Various webloggers ensconced within the Madison Ivory Tower have recently complained about being called "narcissistic" by their peers (see posts, e.g., here and here). I have also had this charge levelled at me--or people with weblogs generally--since starting this weblog, including by one person who then went and began her own weblog(s). Just for reference, I have included below the actual DSM-IV criteria for diagnosing a person as having narcissistic personality disorder. My very first act upon starting a weblog was to write the introduction above, which offers its own take on Criterion #1. But which of the other four are supposedly so endemic to blogging?
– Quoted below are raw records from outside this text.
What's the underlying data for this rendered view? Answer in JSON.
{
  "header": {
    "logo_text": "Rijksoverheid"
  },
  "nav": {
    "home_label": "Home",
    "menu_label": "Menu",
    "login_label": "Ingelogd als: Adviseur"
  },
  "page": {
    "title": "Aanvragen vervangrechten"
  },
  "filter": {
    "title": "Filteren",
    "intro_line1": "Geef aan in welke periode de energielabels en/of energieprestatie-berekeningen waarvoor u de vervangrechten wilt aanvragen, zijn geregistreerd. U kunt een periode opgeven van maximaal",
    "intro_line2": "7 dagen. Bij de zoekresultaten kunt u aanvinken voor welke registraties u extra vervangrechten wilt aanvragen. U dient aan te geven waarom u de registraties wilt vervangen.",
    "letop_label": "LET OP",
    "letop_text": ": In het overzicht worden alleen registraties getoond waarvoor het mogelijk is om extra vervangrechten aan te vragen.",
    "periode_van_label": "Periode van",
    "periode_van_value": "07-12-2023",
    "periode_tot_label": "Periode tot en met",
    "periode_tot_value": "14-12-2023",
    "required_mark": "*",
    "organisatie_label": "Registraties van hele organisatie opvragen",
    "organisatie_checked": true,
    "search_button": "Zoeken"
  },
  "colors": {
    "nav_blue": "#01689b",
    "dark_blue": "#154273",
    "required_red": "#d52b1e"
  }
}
Although I am pretty confident that (a) I don't have any personality disorder and (b) if I did, narcissistic is not the most likely one, I am now gamely trying to figure out how I would order the extent to which I could be accused of each of the symptoms below. I guess I would go with this order: (1), (4*), (9), (3), (2) -- and now we get into a battle among traits that I don't think describe me AT ALL, but for the sake of completeness -- (6), (8), (5), (7).
301.81 Narcissistic Personality Disorder

A pervasive pattern of grandiosity (in fantasy or behavior), need for admiration, and lack of empathy, beginning by early adulthood and present in a variety of contexts, as indicated by five (or more) of the following:

(1) has a grandiose sense of self-importance (e.g., exaggerates achievements and talents, expects to be recognized as superior without commensurate achievements)

(2) is preoccupied with fantasies of unlimited success, power, brilliance, beauty, or ideal love

(3) believes that he or she is "special" and unique and can only be understood by, or should associate with, other special or high-status people (or institutions)

(4) requires excessive admiration

(5) has a sense of entitlement, i.e., unreasonable expectations of especially favorable treatment or automatic compliance with his or her expectations

(6) is interpersonally exploitative, i.e., takes advantage of others to achieve his or her own ends

(7) lacks empathy: is unwilling to recognize or identify with the feelings and needs of others

(8) is often envious of others or believes that others are envious of him or her

(9) shows arrogant, haughty behaviors or attitudes
* I once had a professor very jovially tell me in graduate school that he had seen a book in the children's section of a bookstore that he wanted to buy for me. The book was entitled something like Look What I Can Do! and on every page was a child doing something and the words "Look What I Can Do!". I wasn't sure exactly how I was supposed to take that.